If you took the water resources afternoon test, did you think there were way more than 35% environmental questions? I thought it was really environmentally heavy. It was a lot harder than I expected, in fact, I ran out of time and had to guess at a couple of questions.

If you took afternoon water resources, how did you think it went and did you think it was environmentally heavy?

 
If you took the water resources afternoon test, did you think there were way more than 35% environmental questions? I thought it was really environmentally heavy. It was a lot harder than I expected, in fact, I ran out of time and had to guess at a couple of questions.If you took afternoon water resources, how did you think it went and did you think it was environmentally heavy?
I'm not familiar with that specification but remember that if they ask an engineering econ question that happens to involve a scrubber or something environmental, they probably counted it as an engineering econ question and not an environmental question. Could there have been some questions like that?

 
I didn't think that it was too heavy in environmental, the Oct. 2006 test had way more environmental, but I thought that some of the environmental questions were too indepth/involved. Maybe they were just throwing more information than we needed into the questions. I also ran out of time and ended up best guessing on 5 questions.

 
I don't remember thinking that during the exam. All I remember thinking was that at about an hour left in the afternoon session I thought my brain had turned to mush and was going to ooze out of my nose and onto my answer sheet, thereby invalidating my answers. I'm sure a proctor would have told me to clean it up.

 
That's OK, I'm sure next time there will be to much geotech...

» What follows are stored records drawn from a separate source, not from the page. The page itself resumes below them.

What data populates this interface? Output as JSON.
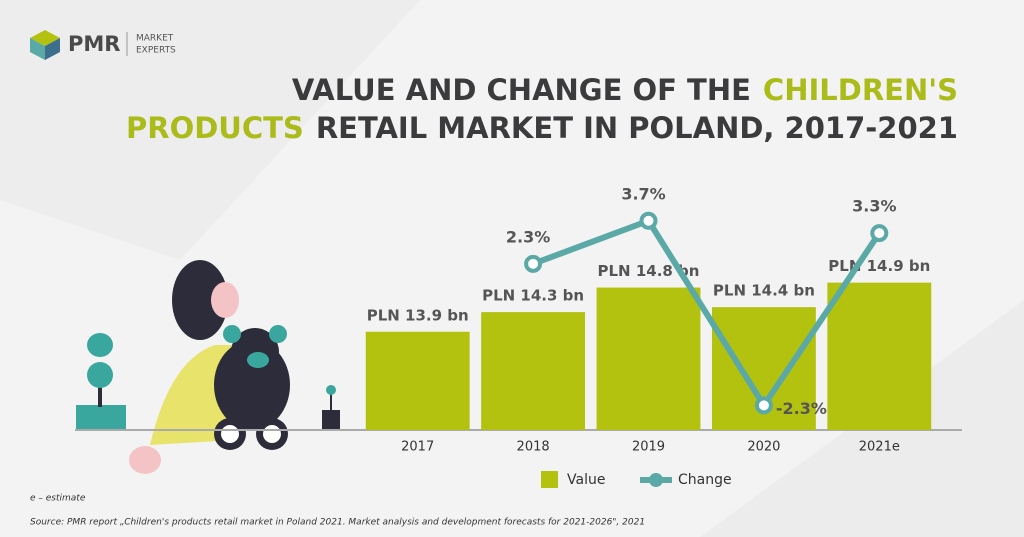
{
  "logo": {
    "name": "PMR",
    "tagline": [
      "MARKET",
      "EXPERTS"
    ]
  },
  "chart_data": {
    "type": "bar_line",
    "title": [
      "VALUE AND CHANGE OF THE",
      "CHILDREN'S",
      "PRODUCTS",
      "RETAIL MARKET IN POLAND, 2017-2021"
    ],
    "categories": [
      "2017",
      "2018",
      "2019",
      "2020",
      "2021e"
    ],
    "series": [
      {
        "name": "Value",
        "type": "bar",
        "color": "#b3c10f",
        "values": [
          13.9,
          14.3,
          14.8,
          14.4,
          14.9
        ],
        "value_labels": [
          "PLN 13.9 bn",
          "PLN 14.3 bn",
          "PLN 14.8 bn",
          "PLN 14.4 bn",
          "PLN 14.9 bn"
        ]
      },
      {
        "name": "Change",
        "type": "line",
        "axis": "y2",
        "color": "#5aa9a7",
        "values": [
          null,
          2.3,
          3.7,
          -2.3,
          3.3
        ],
        "value_labels": [
          null,
          "2.3%",
          "3.7%",
          "-2.3%",
          "3.3%"
        ]
      }
    ],
    "ylim": [
      11.9,
      17.6
    ],
    "y2lim": [
      -3.1,
      6
    ],
    "notes": [
      "e – estimate",
      "Source: PMR report „Children's products retail market in Poland 2021. Market analysis and development forecasts for 2021-2026\", 2021"
    ]
  }
}
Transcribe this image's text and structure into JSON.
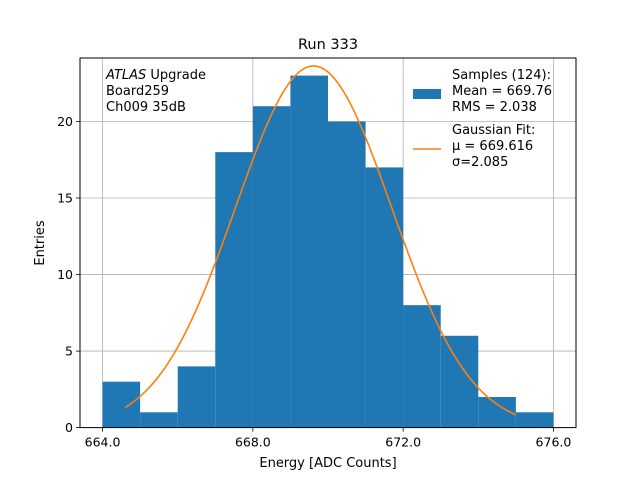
{
  "chart_data": {
    "type": "bar",
    "title": "Run 333",
    "xlabel": "Energy [ADC Counts]",
    "ylabel": "Entries",
    "xlim": [
      663.4,
      676.6
    ],
    "ylim": [
      0,
      24.15
    ],
    "grid": true,
    "x_ticks": [
      664,
      668,
      672,
      676
    ],
    "x_tick_labels": [
      "664.0",
      "668.0",
      "672.0",
      "676.0"
    ],
    "y_ticks": [
      0,
      5,
      10,
      15,
      20
    ],
    "y_tick_labels": [
      "0",
      "5",
      "10",
      "15",
      "20"
    ],
    "bin_edges": [
      664,
      665,
      666,
      667,
      668,
      669,
      670,
      671,
      672,
      673,
      674,
      675,
      676
    ],
    "histogram_counts": [
      3,
      1,
      4,
      18,
      21,
      23,
      20,
      17,
      8,
      6,
      2,
      1
    ],
    "fit": {
      "type": "gaussian",
      "amplitude": 23.63,
      "mu": 669.616,
      "sigma": 2.085,
      "x_range": [
        664.6,
        675.0
      ]
    },
    "annotation_lines": [
      {
        "italic": "ATLAS",
        "text": " Upgrade"
      },
      {
        "italic": "",
        "text": " Board259"
      },
      {
        "italic": "",
        "text": " Ch009 35dB"
      }
    ],
    "legend": {
      "placement": "top-right",
      "entries": [
        {
          "kind": "patch",
          "color": "#1f77b4",
          "lines": [
            "Samples (124):",
            " Mean = 669.76",
            " RMS = 2.038"
          ]
        },
        {
          "kind": "line",
          "color": "#ff7f0e",
          "lines": [
            "Gaussian Fit:",
            " μ = 669.616",
            " σ=2.085"
          ]
        }
      ]
    },
    "colors": {
      "bars": "#1f77b4",
      "fit_line": "#ff7f0e",
      "grid": "#b0b0b0",
      "axes": "#000000"
    }
  }
}
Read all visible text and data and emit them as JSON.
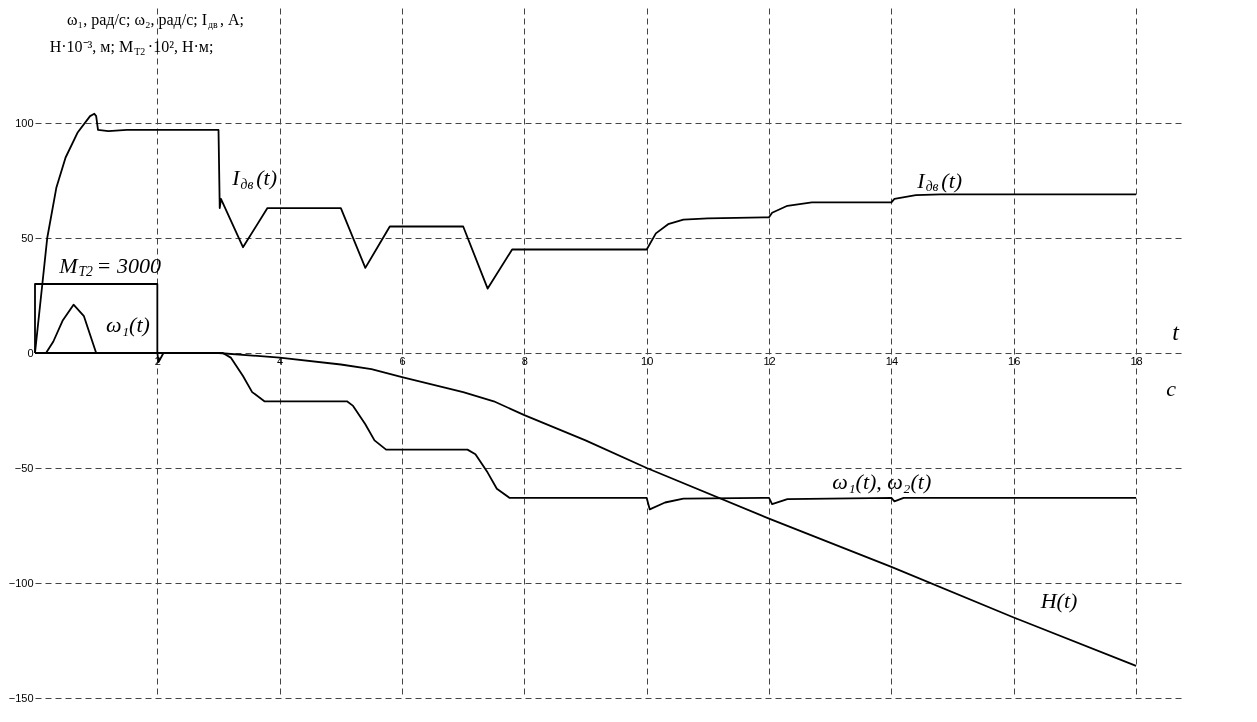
{
  "chart_data": {
    "type": "line",
    "ylabel": "ω₁, рад/с; ω₂, рад/с; I$_{дв}$, А;\nH·10⁻³, м; M$_{Т2}$·10², Н·м;",
    "xlabel": "t",
    "annotations": [
      "M$_{Т2}$ = 3000",
      "ω₁(t)",
      "I$_{дв}$(t)",
      "I$_{дв}$(t)",
      "ω₁(t), ω₂(t)",
      "H(t)",
      "с"
    ],
    "xlim": [
      0,
      18.8
    ],
    "xticks": [
      2,
      4,
      6,
      8,
      10,
      12,
      14,
      16,
      18
    ],
    "ylim": [
      -150,
      150
    ],
    "yticks": [
      -150,
      -100,
      -50,
      0,
      50,
      100
    ],
    "grid": true,
    "marker": "none",
    "line_style": "solid",
    "series": [
      {
        "color": "#000000",
        "x": [
          0,
          0.1,
          0.2,
          0.35,
          0.5,
          0.7,
          0.9,
          0.97,
          1.0,
          1.03,
          1.2,
          1.5,
          3.0,
          3.02,
          3.04,
          3.4,
          3.8,
          5.0,
          5.4,
          5.8,
          7.0,
          7.4,
          7.8,
          10.0,
          10.15,
          10.35,
          10.6,
          11,
          12,
          12.05,
          12.3,
          12.7,
          14,
          14.05,
          14.4,
          14.8,
          18
        ],
        "values": [
          0,
          25,
          50,
          72,
          85,
          96,
          103,
          104,
          103,
          97,
          96.5,
          97,
          97,
          63,
          67,
          46,
          63,
          63,
          37,
          55,
          55,
          28,
          45,
          45,
          52,
          56,
          58,
          58.5,
          59,
          61,
          64,
          65.5,
          65.5,
          67,
          68.6,
          69,
          69
        ]
      },
      {
        "color": "#000000",
        "type": "step",
        "x": [
          0,
          0,
          2,
          2
        ],
        "values": [
          0,
          30,
          30,
          0
        ]
      },
      {
        "color": "#000000",
        "x": [
          0,
          0.18,
          0.3,
          0.45,
          0.63,
          0.8,
          1.0,
          2.0,
          2.02,
          2.1,
          3.07,
          3.2,
          3.4,
          3.55,
          3.75,
          5.1,
          5.2,
          5.4,
          5.55,
          5.74,
          7.07,
          7.2,
          7.4,
          7.55,
          7.76,
          10,
          10.05,
          10.3,
          10.6,
          12,
          12.05,
          12.3,
          14,
          14.05,
          14.2,
          18
        ],
        "values": [
          0,
          0,
          5,
          14,
          21,
          16,
          0,
          0,
          -4,
          0,
          0,
          -2,
          -10,
          -17,
          -21,
          -21,
          -23,
          -31,
          -38,
          -42,
          -42,
          -44,
          -52,
          -59,
          -63,
          -63,
          -68,
          -65,
          -63.3,
          -63,
          -65.7,
          -63.5,
          -63,
          -64.5,
          -63,
          -63
        ]
      },
      {
        "color": "#000000",
        "x": [
          0,
          3,
          4,
          5,
          5.5,
          6,
          7,
          7.5,
          8,
          9,
          10,
          12,
          14,
          16,
          18
        ],
        "values": [
          0,
          0,
          -2,
          -5,
          -7,
          -10.5,
          -17,
          -21,
          -27,
          -38,
          -50,
          -72,
          -93,
          -115,
          -136
        ]
      }
    ]
  }
}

:f_115m_e45d7af: <--- what the heck is this supposed to be?

 
Beth --

I think if you look over the specifications for water resources and environmental, you might find a little overlap. For instance, water treatment is considered water resources while wastewater treatment is considered environmental. I think it is very easy to interchange some of the problems between environmental and water resources.

One other factor that seems to support the notions is that NCEES has respecified the exam to merge water resources and environmental.

While it may have seen overly grueling on environmental, I hope you still did well Beth.